According to Hankyoreh’s coverage on Tuesday, the Ministry of Employment, Labor and Welfare and the Seoul metropolitan government plan to add domestic workers to the E-9 visa, a non-professional work visa, and recruit applicants from Southeast Asia to work in Korea as early as the second half of 2023.

Currently, the E-9 visa only allows workers to work in the manufacturing, construction, and agricultural industries. However, Chinese compatriots can work as domestic helpers on the H-2 visa.

“The Ministry of Labor will create the policy model and the city of Seoul will cooperate,” said a Seoul government official, adding, “We are discussing ways to support the helpers, including paying for transportation so they can commute to and from work.”

The pilot program for this policy will involve 100 domestic workers. Whether they will be employed by the city, a private organization, or contracted directly with the families they’ll work for is yet to be determined.

Seoul Mayor Oh Se-hoon is the most enthusiastic advocate of this proposal, expressing a strong desire to introduce foreign domestic helpers. Writing on Facebook on April 26, the mayor cited remarks by University of Chicago professor Michael Kremer on possible ways to address Korea’s low birth rate, writing, “I agree with his idea that special visa programs for care work already in place in Hong Kong and Singapore constitute successful immigration policies.”

But women’s rights groups and civil society do not share that enthusiasm. The main reason is that it is difficult to see how the policy will help rectify South Korea’s low birth rate. In fact, Hong Kong and Singapore have some of the world’s lowest birth rates.

According to the total fertility rate of 238 countries in the world as of 2021 (as can be seen in the United Nations 2022 World Population Prospects), Hong Kong has the lowest rate, at 0.75, and Singapore has the fifth-lowest rate, at 1.02.

“Singapore’s birth rate is also falling,” said Lee Kyu-yong, a research fellow at the Korea Labor Institute. “If Korea were to follow the Singapore model and pay the workers minimum wage and make them commute to work, [the workers] will not be able to save anything after they pay for rent and transportation.”

“Whether anyone will be willing to do such work is doubtful, and whether there will be much demand is also a question, considering the poor quality of service that will come with paying the workers minimum wage,” Lee added.

In addition, in a 2020 study on the life perspectives of young people by the Korea Women’s Development Institute, young women cited their partner’s participation in child-rearing, an equal division of household labor, and their partner’s paternity and parental leave as prerequisites for having children.

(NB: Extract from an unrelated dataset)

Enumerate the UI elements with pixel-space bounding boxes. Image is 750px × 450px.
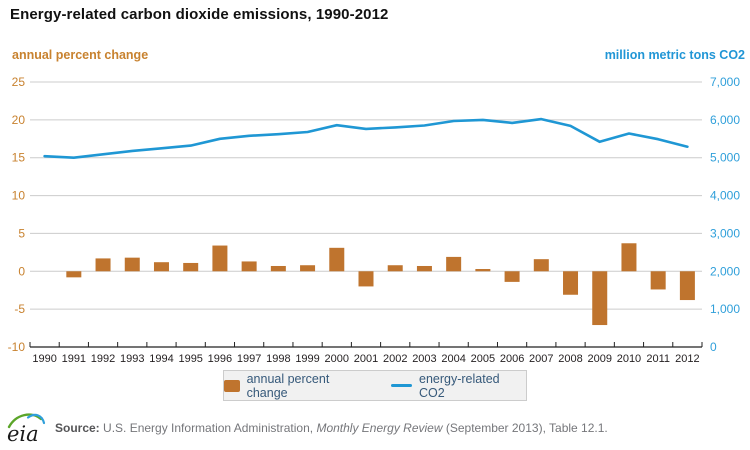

This means that the priority is not to outsource domestic work to another woman, but to create an environment where domestic work can be shared equally regardless of gender.

Some have also cited the example of poor treatment of Chinese domestic workers and migrant women working in rural areas on E-9 visas to show that the policy will only increase the number of exploited workers.

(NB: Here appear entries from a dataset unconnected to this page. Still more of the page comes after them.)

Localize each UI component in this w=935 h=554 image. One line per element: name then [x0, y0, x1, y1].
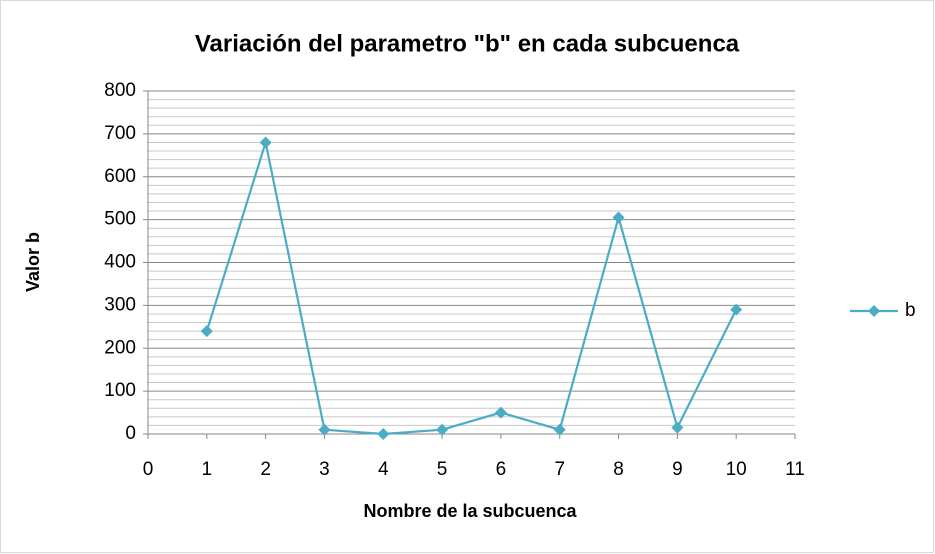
y-tick-label: 500: [104, 209, 136, 230]
data-point: [436, 423, 449, 436]
y-tick-label: 0: [125, 423, 136, 444]
x-tick-label: 9: [672, 459, 683, 480]
data-point: [259, 136, 272, 149]
data-point: [671, 421, 684, 434]
x-tick-label: 0: [143, 459, 154, 480]
data-point: [494, 406, 507, 419]
y-tick-label: 400: [104, 252, 136, 273]
x-tick-label: 3: [319, 459, 330, 480]
data-point: [612, 211, 625, 224]
y-tick-label: 700: [104, 123, 136, 144]
y-tick-label: 100: [104, 380, 136, 401]
y-tick-label: 600: [104, 166, 136, 187]
data-point: [377, 428, 390, 440]
x-tick-label: 8: [613, 459, 624, 480]
series-line: [205, 142, 738, 436]
x-tick-label: 10: [726, 459, 747, 480]
x-axis-title: Nombre de la subcuenca: [363, 501, 577, 521]
y-tick-label: 300: [104, 294, 136, 315]
chart-title: Variación del parametro "b" en cada subc…: [195, 30, 740, 57]
x-tick-label: 2: [260, 459, 271, 480]
x-tick-label: 1: [202, 459, 213, 480]
data-point: [200, 325, 213, 338]
x-tick-label: 5: [437, 459, 448, 480]
x-tick-label: 4: [378, 459, 389, 480]
data-point: [318, 423, 331, 436]
data-point: [730, 303, 743, 316]
y-axis-title: Valor b: [23, 232, 43, 292]
x-tick-label: 11: [785, 459, 805, 480]
legend-marker: [868, 305, 880, 317]
y-tick-label: 200: [104, 337, 136, 358]
data-point: [553, 423, 566, 436]
x-tick-label: 6: [496, 459, 507, 480]
x-tick-label: 7: [554, 459, 565, 480]
legend-label: b: [905, 300, 916, 321]
y-tick-label: 800: [104, 80, 136, 101]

In a 2017 report titled “Labor Rights of Migrant Domestic Workers and Policy Measures,” authored by the Korea Homecare Workers Association with funding from the Seoul Labor Center, many surveyed Chinese domestic workers said they work more than 16 hours a day, six days a week, and earn less than 2 million won a month (US$1,500).

These women reported that they were treated with disrespect because they were “not Korean” and because employers believed “domestic workers could be treated unfairly.” Female migrant workers employed in rural areas on E-9 visas also reported being “fired or forced to terminate their pregnancies (have an abortion) if they became pregnant.” (“Migrant Women’s Diversity and Policy Approach,” Korea Women’s Development Institute)

“There is a great concern that a system that ignores low wages, labor exploitation, and human rights violations will be extended to domestic work,” pointed out Yoon Ji-young, a lawyer at the Gonggam Human Rights Law Foundation.

Yang Nan-joo, a professor of social work at Daegu National University, said, “It is questionable whether bringing in [labor] from anywhere at a cheaper price without thinking about developing the care labor market and making it a good job can be sustainable.”

Experts say there is no effective prescription for the declining birth rate other than addressing gender inequality in the labor market and reducing working hours.

“[This policy] shows that there is no effort being made to hold companies and governments more accountable in terms of redistributing domestic and care work equitably,” said Kim Hyun-mee, a professor of cultural anthropology at Yonsei University.